The book The Vision Driven Leader by Michael Hyatt focuses on unravelling the role of vision in leadership and outlines the steps you need to become and succeed as a vision driven leader.

Vision plays a key role in either channeling energy towards something great or its lack leading companies to irrelevance.

Vision drives everything and without one, you will get lost.

Why Vision? 

Many managers are much more confident in developing strategies rather than sitting down to work out a vision.

But Michael Hyatt maintains that this is where many leaders go wrong because vision, if done correctly, gives you the actual direction.

It is the big picture stuff, yes, and without it, many companies stumble and miss out on the opportunities that could enable them to succeed:

“A mission defines what a business is, a vision describes where it’s going. Mission is here; vision is still out there. Mission is now; vision is next” (p. 61).

Without vision, you will encounter at least five key challenges:

  1. Unprepared for the future. Without a vision, you will not see what could be. Example is Apple and computers: while some leaders said there is no reason why people would ever want to have a computer at home, Steve Jobs saw something others didn’t. He imagined beyond what was now and developed a vision for that reality that did not yet exist.
  2. You miss opportunities. Vision helps us to detect opportunities that can create  future benefits: “Vision keeps us attuned to possibilities that align with the future we see. Without a vision, those opportunities slide by” (p. 43). If you have a clear direction, you can more easily see which steps can help you to get there.
  3. Your priorities remain scattered. Without a clear vision, everything is a priority, which means that nothing is. We all buy into the fallacy of abundance often: that we can grasp every opportunity and succeed in every task. But vision differentiates those opportunities that actually works for us from those that are actually not going to get us where we want to go.
  4. You take strategic missteps. Without a vision, we are bound to invest in things of low value and even fail. As Michael notes: “The future hasn’t happened yet. It’s imaginary. And it can take one of countless shapes, depending on decisions we make in the present” (p. 47). Knowing what is steering us is priceless.
  5. You waste money, time and talent. Without having a clear image of the future, you end up wasting a lot of resources into minuscule projects and activities that really don’t get you anywhere. Teams get highly frustrated when they are bound to work on tasks that don’t propel them forward.

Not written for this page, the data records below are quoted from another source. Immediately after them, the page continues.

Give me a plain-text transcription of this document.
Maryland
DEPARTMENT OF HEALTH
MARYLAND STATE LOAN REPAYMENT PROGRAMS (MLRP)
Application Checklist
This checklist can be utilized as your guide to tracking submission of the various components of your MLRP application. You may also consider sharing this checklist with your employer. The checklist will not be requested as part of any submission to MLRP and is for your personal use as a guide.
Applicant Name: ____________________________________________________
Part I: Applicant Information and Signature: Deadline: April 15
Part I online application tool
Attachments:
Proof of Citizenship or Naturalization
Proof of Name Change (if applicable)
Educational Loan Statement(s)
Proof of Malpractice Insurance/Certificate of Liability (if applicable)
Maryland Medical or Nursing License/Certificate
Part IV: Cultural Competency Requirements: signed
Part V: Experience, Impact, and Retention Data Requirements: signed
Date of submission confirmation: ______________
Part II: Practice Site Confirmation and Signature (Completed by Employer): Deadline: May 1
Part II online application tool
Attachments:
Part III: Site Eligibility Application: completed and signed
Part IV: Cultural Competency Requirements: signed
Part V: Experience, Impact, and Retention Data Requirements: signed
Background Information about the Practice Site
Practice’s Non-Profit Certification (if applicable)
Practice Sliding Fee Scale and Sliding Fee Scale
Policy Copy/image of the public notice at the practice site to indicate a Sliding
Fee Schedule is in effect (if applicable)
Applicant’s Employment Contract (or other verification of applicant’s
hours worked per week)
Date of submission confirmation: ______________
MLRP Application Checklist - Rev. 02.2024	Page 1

Starting with the Vision Script

The most important step for a leader is to develop The Vision Script.

A proper Vision Script defines your reality in the future in one single document and is written in the present tense.

For a business, the Vision Script should contain at least four key areas:

  1. The future of your team.
  2. The future of your products.
  3. The future of your sales and marketing.
  4. The future of your impact.

But vision scripts are not easy to write and don’t fall out of the sky.

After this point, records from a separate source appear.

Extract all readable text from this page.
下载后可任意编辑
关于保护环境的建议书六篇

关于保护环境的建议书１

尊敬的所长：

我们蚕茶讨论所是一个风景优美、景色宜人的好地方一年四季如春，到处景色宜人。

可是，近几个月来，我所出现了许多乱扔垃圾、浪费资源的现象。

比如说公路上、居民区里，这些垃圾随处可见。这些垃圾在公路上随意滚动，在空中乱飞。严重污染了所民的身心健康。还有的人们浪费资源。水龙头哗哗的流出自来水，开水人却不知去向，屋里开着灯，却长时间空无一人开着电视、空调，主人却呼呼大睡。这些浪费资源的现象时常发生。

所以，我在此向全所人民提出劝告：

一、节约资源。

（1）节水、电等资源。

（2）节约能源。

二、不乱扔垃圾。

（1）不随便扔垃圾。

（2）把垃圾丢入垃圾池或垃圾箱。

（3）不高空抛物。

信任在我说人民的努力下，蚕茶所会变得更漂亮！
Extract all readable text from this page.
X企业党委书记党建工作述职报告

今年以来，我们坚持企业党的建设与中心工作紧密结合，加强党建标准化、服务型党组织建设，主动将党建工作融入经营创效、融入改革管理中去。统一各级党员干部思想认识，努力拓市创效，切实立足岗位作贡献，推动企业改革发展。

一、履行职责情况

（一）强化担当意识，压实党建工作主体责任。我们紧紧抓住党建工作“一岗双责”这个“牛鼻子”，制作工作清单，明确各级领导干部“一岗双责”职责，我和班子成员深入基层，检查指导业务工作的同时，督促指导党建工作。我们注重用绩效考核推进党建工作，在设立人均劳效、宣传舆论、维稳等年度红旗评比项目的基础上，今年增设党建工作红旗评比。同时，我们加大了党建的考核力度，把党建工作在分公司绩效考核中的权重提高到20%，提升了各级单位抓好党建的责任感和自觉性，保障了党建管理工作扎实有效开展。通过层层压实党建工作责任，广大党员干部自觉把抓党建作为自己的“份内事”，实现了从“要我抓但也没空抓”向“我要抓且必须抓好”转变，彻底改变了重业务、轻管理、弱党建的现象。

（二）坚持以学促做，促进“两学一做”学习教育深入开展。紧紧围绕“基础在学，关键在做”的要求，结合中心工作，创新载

They need dedicated time where distractions are geared down and where the leader can develop his or her ideas.

Many of us are so entangled and engrossed in the daily grind and activities that even the thought of trying to take time to write such a script feels exhausting.

So on and on we march on, without realising that unless we have a clear vision of the future, we will do lots of good things but not the greatest ones.

Vision Script is our chance to pause, listen, and to articulate what an exciting idea looks like.

The script also outlines as to what we’d like to be and become in that process, who should be working on this with us, and what kind of people and energy we want to attract.

Writing a Vision Script is an exercise of imagination in how things look if they would go right.

It is about imagining the best future there is, outlining what you actually see, and taking dedicated time to put pen to paper as to what that actually looks like.

Writing in present tense is key as that helps us to bring the future into the now:

“By focusing on an inspiring what, people find their why. The problem with focusing first on how is that we stop believing in a superior tomorrow” (p. 107).

But why is to so hard?

For most of us, myself included, it is much easier to imagine a future where things have gone wrong.

When we are encountered with a new situation, we often go into risk management mode and start guessing as to which aspects can go wrong.

Sometimes we even step away from our dream and don’t actually give it a chance because we are so afraid of things going wrong.

It is much safer not to imagine something that could leave us heartbroken.

Human psychology and” the fight or flight” mode are evolutionary parts of our brains that keep us safe from dangers  that lurk in the unknown.

But at the same time, if we are afraid of imagining the best superior tomorrow, we will miss out on the possibility of even getting there.

In these times, we need brave leadership more than ever and sometimes all a leader can do is to stop, reflect, and imagine.

And in doing so, inspire others to rise above the risks, dangers and limits that are set upon us by our experience.

Embracing a Vision Script is a daring thing to do but it is the only way that we can lift ourselves and others towards a better tomorrow.